Meeting the Scope 3 challenge
The classic commercial model – where businesses look after themselves and pursue their own profitability – feels increasingly inadequate, even for enormous companies. They must continue to span supply chains and create common outcomes.
For example, to meet Scope 3 emissions targets, food manufacturers and retailers need supplies of food with smaller carbon footprints. Yet they cannot simply mandate that suppliers cut emissions by 50% and expect it to happen. Meaningful change requires real partnership.
Here forward-thinking companies are already demonstrating what collaboration looks like. Our own client Yara’s partnerships with PepsiCo and McCain’s for low-carbon potato production, and with maltsters supplying the whisky industry, show how significantly carbon footprints can be reduced through supply chain cooperation.

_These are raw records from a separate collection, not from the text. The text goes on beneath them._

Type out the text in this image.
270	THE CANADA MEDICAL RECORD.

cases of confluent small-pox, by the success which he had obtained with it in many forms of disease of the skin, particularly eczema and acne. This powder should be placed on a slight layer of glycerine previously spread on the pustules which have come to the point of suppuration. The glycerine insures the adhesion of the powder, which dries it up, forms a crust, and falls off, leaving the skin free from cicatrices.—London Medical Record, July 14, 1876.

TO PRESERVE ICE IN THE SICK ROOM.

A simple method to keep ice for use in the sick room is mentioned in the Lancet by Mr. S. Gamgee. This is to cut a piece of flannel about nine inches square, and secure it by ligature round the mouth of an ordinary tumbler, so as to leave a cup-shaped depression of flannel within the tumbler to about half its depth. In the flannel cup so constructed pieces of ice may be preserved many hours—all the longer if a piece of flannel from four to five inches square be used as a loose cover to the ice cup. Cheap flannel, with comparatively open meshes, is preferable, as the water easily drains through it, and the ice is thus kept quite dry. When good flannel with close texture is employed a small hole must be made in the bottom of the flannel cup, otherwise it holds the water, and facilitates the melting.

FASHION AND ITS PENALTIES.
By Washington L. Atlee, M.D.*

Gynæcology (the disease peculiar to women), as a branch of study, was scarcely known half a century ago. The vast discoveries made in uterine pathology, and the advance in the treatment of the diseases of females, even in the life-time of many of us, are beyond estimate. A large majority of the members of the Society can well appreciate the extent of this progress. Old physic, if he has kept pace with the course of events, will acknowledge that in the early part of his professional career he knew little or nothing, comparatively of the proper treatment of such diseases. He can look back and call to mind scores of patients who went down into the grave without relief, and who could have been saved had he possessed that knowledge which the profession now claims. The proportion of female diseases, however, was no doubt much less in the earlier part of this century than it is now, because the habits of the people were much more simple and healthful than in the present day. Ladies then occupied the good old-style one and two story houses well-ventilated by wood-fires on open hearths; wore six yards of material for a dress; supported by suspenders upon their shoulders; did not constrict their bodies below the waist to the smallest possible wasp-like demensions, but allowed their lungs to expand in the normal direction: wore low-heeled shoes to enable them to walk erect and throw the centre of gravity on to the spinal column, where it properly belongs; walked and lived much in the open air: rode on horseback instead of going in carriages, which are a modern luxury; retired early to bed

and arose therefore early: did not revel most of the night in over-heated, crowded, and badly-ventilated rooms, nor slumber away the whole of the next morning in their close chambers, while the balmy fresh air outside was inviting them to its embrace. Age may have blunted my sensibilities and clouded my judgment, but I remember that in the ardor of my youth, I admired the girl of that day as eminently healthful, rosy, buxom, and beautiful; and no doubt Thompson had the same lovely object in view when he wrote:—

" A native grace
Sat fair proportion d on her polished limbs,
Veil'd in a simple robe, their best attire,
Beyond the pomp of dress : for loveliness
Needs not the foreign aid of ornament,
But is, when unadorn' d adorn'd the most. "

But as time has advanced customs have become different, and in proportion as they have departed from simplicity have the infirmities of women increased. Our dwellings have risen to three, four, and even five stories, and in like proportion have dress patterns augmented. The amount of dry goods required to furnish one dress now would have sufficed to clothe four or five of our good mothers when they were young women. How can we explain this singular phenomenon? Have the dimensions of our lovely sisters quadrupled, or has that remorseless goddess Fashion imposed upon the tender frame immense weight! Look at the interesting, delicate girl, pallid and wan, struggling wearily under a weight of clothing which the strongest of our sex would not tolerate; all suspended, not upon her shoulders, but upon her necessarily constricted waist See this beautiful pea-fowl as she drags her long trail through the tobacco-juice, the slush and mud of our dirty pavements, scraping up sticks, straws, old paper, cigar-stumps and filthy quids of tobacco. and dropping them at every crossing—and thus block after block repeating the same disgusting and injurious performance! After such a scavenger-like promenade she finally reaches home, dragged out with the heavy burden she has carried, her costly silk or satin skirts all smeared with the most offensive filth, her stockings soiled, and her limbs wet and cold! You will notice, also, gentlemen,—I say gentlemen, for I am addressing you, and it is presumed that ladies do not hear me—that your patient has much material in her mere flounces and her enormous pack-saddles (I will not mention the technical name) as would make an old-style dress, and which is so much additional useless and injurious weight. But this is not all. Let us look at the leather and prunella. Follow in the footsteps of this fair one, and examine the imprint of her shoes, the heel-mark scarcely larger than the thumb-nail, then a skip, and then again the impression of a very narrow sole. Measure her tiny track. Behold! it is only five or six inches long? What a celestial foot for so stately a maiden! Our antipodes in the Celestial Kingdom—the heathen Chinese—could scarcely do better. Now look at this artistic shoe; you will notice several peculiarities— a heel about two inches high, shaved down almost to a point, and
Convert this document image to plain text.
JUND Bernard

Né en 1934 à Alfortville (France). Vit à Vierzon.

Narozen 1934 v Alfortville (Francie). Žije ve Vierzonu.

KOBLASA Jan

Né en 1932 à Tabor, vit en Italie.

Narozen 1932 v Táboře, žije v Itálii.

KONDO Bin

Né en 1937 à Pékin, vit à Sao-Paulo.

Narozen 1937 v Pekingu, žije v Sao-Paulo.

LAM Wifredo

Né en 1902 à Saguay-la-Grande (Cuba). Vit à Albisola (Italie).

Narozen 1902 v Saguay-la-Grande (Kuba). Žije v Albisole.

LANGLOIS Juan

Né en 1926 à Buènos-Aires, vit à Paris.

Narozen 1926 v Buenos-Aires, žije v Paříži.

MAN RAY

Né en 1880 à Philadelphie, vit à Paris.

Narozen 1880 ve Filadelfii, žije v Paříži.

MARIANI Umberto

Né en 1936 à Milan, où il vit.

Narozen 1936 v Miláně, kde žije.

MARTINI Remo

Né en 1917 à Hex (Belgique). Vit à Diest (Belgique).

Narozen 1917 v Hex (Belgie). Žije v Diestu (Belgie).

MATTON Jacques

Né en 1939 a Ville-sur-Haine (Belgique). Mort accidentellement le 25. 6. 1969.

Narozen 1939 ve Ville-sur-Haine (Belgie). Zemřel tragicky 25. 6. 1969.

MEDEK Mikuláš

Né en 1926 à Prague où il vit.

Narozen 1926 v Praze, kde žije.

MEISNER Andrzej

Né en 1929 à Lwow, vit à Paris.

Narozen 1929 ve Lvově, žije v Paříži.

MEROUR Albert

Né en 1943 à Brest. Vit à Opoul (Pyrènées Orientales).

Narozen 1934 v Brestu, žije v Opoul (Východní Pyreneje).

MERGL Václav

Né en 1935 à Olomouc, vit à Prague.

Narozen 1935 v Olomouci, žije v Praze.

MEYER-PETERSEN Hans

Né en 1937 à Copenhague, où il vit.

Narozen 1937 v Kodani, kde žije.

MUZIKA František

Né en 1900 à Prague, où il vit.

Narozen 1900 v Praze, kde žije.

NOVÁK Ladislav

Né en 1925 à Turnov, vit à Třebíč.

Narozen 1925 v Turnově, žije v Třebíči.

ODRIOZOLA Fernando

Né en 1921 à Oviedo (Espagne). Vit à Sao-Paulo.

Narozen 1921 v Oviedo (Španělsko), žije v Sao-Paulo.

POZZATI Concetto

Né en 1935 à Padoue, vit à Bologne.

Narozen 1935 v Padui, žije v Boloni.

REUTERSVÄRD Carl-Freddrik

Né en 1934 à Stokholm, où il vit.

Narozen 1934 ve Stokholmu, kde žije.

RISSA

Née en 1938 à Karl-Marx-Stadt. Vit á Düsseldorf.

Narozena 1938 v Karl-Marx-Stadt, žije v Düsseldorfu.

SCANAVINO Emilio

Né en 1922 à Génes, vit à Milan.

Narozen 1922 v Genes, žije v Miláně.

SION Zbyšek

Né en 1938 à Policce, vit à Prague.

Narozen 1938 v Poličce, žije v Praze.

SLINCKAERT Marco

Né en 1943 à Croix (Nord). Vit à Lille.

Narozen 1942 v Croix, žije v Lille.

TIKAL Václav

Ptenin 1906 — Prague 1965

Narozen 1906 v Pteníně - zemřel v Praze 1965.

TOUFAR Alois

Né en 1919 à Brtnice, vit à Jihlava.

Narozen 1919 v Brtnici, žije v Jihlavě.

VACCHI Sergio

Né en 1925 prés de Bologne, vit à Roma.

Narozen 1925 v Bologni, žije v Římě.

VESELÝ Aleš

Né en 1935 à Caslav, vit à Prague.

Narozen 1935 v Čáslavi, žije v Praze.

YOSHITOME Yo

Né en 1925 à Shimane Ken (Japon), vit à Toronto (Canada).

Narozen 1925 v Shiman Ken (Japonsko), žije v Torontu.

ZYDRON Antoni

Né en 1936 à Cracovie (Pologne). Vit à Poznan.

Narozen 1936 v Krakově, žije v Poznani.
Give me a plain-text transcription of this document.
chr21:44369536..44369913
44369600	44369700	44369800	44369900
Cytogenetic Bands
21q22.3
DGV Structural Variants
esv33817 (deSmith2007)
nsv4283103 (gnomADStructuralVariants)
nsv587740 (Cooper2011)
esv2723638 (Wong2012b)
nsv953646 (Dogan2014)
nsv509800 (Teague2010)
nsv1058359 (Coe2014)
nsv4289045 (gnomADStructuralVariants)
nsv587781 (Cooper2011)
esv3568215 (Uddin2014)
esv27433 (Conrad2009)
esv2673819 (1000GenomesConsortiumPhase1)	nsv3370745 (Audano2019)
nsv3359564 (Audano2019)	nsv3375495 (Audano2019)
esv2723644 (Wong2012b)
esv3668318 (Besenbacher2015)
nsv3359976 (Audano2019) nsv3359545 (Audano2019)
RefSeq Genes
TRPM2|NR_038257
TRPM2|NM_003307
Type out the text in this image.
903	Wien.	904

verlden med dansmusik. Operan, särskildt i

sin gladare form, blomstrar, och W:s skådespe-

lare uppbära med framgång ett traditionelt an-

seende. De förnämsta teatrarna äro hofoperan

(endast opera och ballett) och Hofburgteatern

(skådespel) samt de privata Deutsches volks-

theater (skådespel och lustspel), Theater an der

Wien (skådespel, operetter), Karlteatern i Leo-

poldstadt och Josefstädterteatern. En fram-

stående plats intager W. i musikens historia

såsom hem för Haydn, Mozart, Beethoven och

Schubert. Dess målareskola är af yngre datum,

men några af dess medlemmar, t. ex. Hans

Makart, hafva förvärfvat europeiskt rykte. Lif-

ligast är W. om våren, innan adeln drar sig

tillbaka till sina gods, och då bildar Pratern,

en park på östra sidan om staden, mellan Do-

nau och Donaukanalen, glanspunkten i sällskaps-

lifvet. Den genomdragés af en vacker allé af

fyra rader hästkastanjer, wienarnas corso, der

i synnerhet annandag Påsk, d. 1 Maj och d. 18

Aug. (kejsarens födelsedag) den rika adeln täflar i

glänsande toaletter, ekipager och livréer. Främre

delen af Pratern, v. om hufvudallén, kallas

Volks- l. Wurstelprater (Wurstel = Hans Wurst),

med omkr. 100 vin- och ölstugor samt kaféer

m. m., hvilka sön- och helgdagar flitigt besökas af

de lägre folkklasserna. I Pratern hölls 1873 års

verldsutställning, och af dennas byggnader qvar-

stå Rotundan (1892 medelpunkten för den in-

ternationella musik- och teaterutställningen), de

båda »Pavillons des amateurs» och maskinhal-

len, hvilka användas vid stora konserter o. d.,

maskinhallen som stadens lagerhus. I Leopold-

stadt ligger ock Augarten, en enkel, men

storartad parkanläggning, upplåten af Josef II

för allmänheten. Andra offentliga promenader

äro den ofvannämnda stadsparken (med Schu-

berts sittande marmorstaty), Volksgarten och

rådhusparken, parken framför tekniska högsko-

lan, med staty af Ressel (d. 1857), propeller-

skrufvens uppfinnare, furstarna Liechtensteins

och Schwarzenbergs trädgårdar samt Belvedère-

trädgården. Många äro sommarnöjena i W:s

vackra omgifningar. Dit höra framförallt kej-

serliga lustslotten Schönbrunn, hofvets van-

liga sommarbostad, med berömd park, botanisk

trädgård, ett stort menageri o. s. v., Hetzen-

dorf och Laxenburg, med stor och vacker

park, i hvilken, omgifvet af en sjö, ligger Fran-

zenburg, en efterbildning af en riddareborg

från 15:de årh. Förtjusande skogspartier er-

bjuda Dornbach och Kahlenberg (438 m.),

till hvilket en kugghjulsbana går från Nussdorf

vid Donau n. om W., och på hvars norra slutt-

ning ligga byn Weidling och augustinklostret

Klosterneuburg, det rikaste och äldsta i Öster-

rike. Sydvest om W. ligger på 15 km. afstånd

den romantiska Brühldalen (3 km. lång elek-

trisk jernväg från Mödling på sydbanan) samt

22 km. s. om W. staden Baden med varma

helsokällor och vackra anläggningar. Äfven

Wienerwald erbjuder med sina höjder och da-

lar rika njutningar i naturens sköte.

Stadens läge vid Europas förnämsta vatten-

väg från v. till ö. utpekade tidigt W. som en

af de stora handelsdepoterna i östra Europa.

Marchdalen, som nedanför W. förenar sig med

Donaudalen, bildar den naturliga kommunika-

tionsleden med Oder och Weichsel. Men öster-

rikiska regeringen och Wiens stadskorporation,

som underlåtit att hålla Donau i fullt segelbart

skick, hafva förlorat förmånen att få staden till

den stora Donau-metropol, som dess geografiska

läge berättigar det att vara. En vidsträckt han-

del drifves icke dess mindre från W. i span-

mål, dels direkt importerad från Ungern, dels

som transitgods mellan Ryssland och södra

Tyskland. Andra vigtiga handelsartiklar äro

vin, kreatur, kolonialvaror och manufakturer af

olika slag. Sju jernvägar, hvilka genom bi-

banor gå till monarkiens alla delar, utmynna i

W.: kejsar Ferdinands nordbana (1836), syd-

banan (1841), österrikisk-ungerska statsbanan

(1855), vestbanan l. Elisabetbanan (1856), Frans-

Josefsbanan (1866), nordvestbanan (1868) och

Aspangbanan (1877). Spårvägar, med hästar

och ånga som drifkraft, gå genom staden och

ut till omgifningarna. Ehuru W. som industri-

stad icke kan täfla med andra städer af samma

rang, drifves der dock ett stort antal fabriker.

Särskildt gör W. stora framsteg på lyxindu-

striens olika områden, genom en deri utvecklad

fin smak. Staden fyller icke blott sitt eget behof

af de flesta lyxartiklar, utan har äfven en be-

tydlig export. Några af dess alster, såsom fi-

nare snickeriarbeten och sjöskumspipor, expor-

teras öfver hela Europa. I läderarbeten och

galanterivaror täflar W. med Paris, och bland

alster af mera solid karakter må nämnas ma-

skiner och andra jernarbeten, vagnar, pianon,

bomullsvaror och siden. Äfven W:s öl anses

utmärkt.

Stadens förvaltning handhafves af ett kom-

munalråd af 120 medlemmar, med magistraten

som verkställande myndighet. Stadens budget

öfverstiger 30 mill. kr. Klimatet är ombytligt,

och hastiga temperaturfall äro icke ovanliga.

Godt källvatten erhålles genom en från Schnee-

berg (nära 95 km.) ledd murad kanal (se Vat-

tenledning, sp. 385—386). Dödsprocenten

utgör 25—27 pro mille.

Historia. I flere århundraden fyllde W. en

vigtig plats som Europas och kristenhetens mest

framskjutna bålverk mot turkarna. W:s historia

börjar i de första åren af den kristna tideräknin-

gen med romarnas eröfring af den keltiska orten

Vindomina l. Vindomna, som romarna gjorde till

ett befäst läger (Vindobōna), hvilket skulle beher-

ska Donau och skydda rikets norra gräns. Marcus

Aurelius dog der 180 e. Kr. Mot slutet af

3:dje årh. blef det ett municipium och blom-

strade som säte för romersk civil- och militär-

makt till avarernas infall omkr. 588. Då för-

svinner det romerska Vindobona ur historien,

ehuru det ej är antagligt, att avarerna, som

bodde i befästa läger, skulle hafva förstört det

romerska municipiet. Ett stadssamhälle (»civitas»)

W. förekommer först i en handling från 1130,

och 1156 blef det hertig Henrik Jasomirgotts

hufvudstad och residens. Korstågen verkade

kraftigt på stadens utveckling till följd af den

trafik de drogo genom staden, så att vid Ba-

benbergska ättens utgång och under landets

The Board can shape policy – and possibility
After 40 years of Brussels making trade decisions on our behalf, the Food and Farming Partnership Board could also provide the UK with renewed agility in agricultural trade and development. There’s a precedent here: New Zealand’s elimination of agricultural subsidies in the 1990s caused significant upheaval, but the industry emerged stronger because it forced engagement and problem-solving.
The Board should focus on opening markets, facilitating trade missions and helping businesses navigate new opportunities. It could cut through Whitehall inertia—the “we’ve always done it this way ” mentality.
In her press release, Emma Reynolds promises the new Board will put farmers and food producers at the heart of government decision making and drive growth, productivity and long-term profitability across the sector. To succeed the Board must be more than farmers talking to farmers, or retailers dictating terms to suppliers. It must be a genuine attempt to create dialogue across the full spectrum of food production and land management.
If people engage with the right attitude, abandon old behaviours and embrace genuine collaboration it has the potential to create a transformative holistic view of our industry rather than competing silos.
Because ultimately, we all need to eat, and the system that feeds us must work for everyone within it.